On the other hand, people like me who really love fish understand that fish that is frozen at sea almost immediately after being caught is highly desirable.
In fact, the very best “sushi-grade" fish at the most expensive Japanese and other seafood restaurants will always have been frozen at sea.
For one thing, freezing is the only way to rid even the most prime tuna of worms that cause illness in humans if the fish is eaten raw or undercooked.
Even people who don’t care for raw fish often prefer their tuna and other meaty fish a bit medium rare on the inside. You cannot eat that safely unless the fish has been frozen first.

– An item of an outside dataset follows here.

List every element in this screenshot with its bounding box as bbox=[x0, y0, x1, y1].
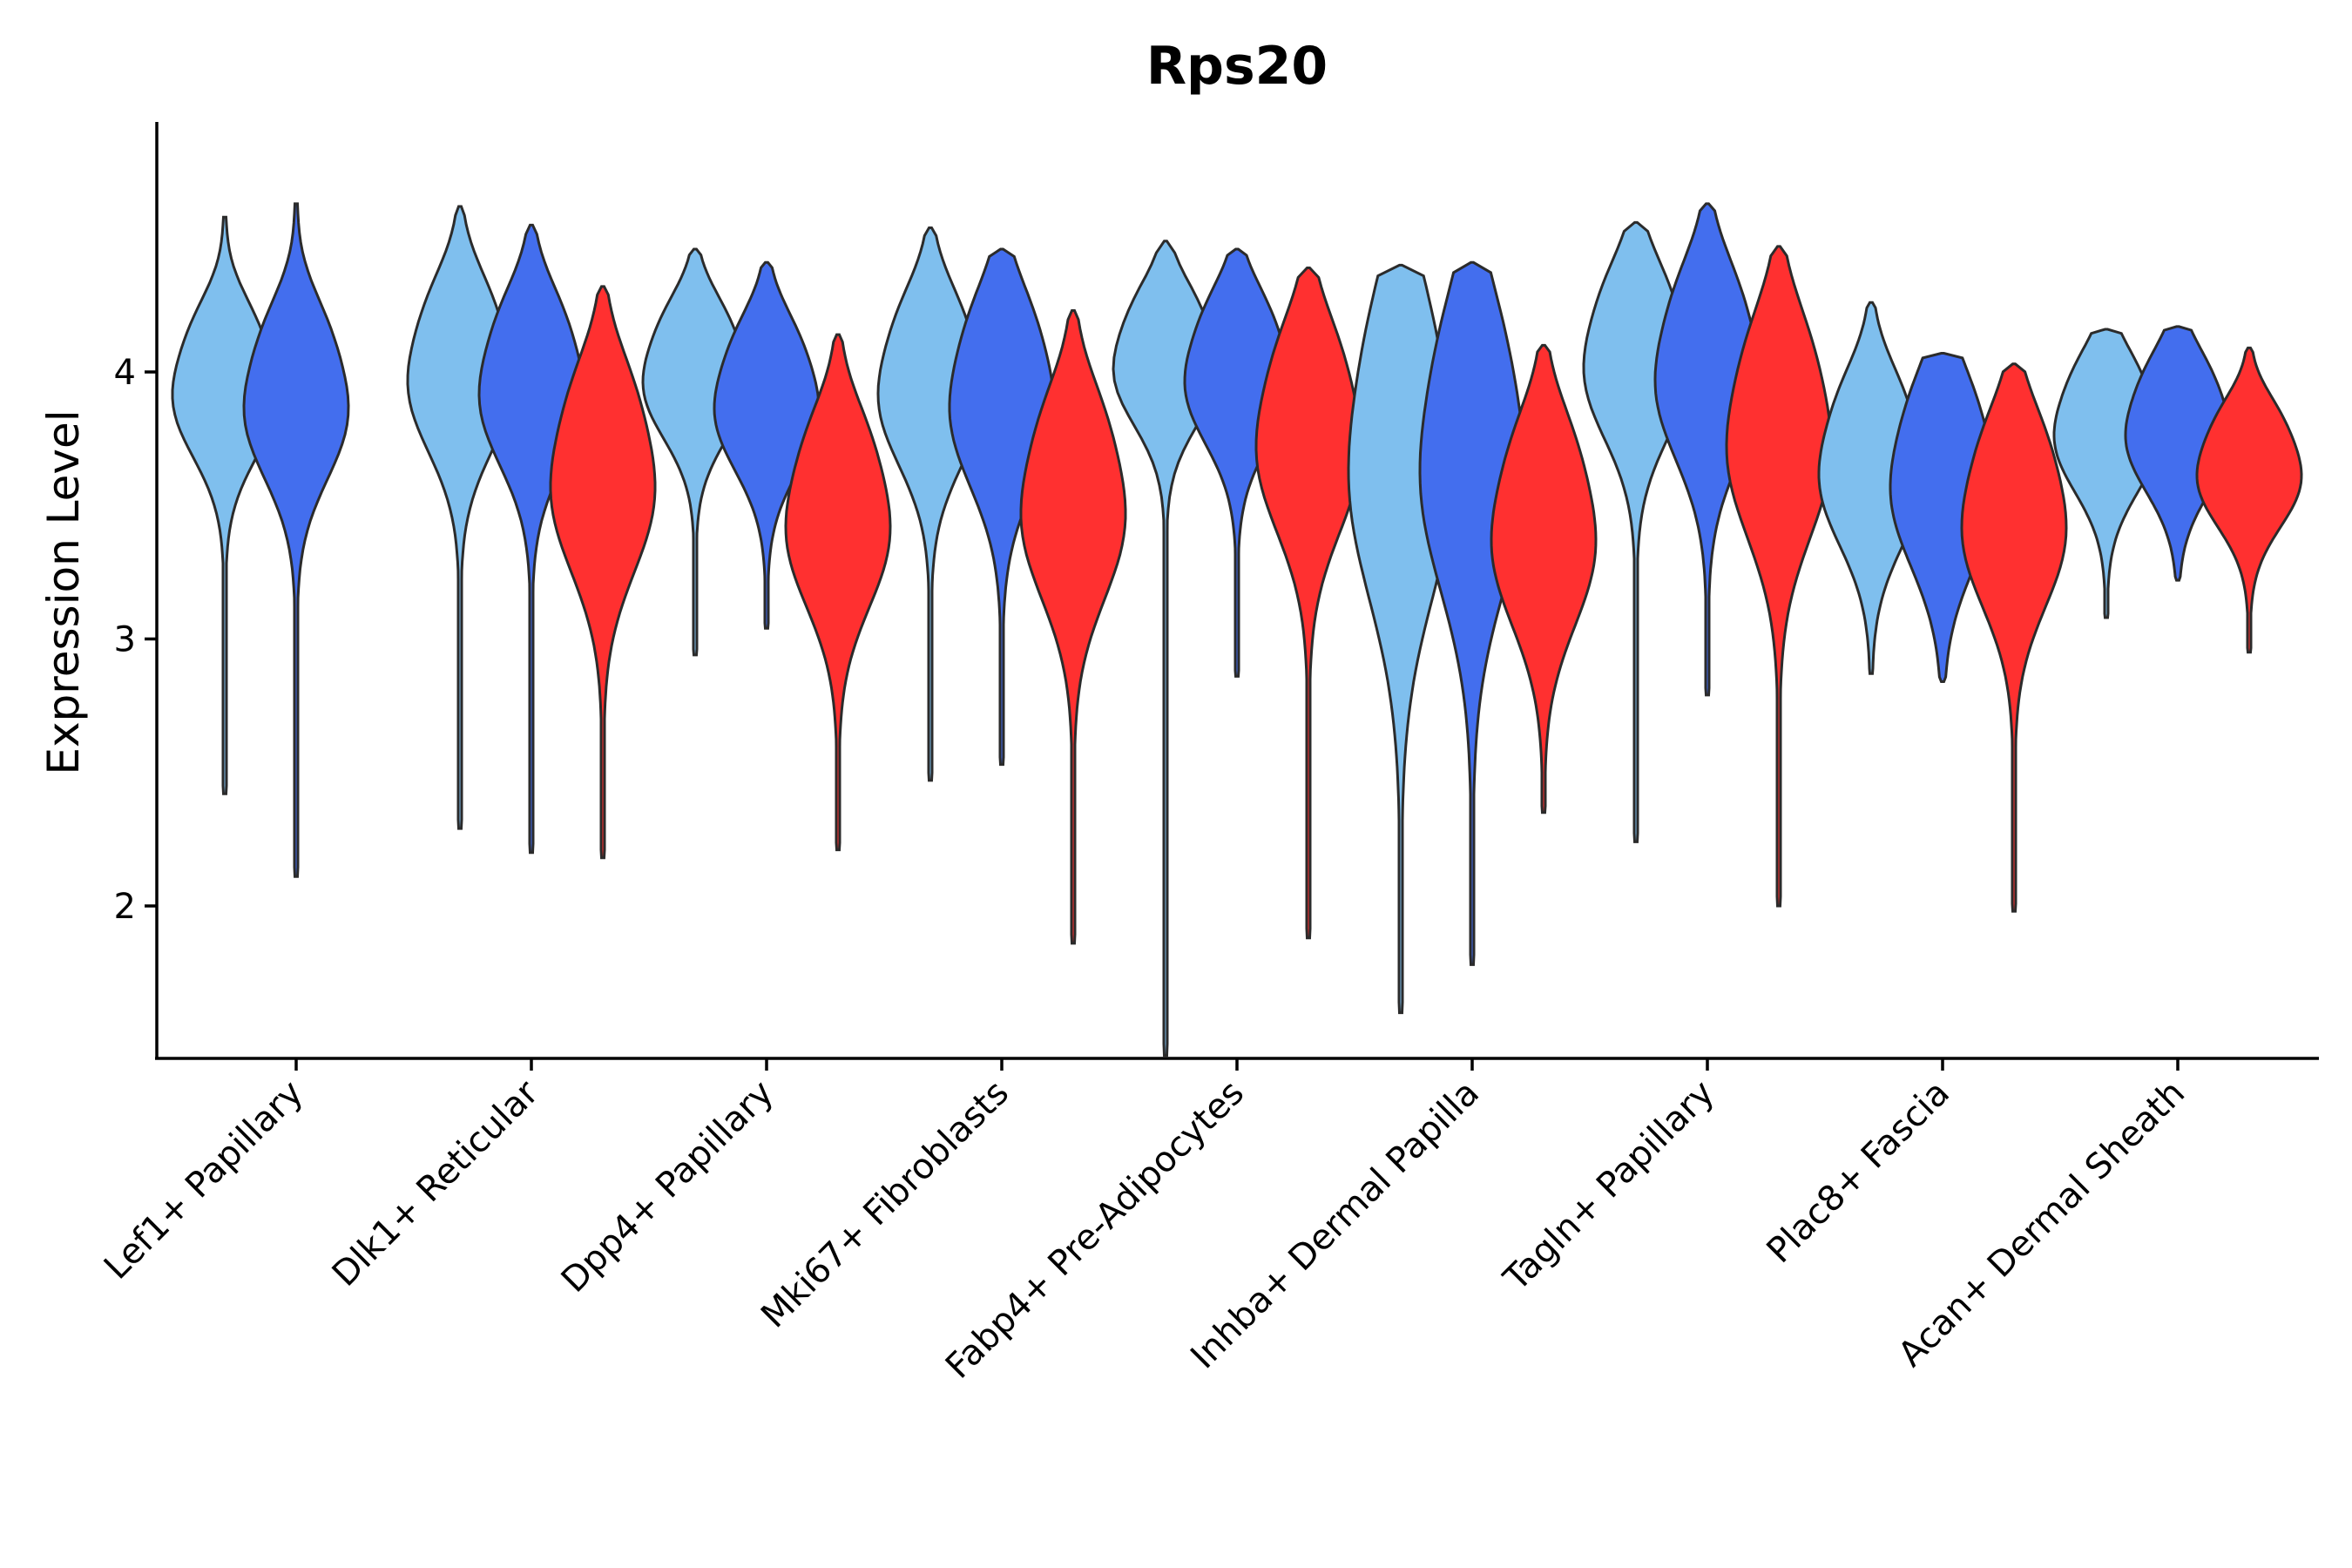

For another thing, large fish like tuna that are caught far out to sea would never make it back to market without being frozen first.
My supermarket carries tuna that has been frozen, and it is excellent. I actually wish they would not buy it and put it in display cases as if it were fresh. For a long time, I figured that was a marketing gimmick.
But then I asked the fish-counter manager about it, and he explained that he receives the frozen tuna in large pieces that he could never sell individually. He has to thaw them so he can cut them into reasonable portion sizes. Since re-freezing would likely turn the flesh mushy, he doesn’t do that.
Lots of fish is sold like this at supermarkets as well at high-end fish markets, and it’s perfectly good and desirable.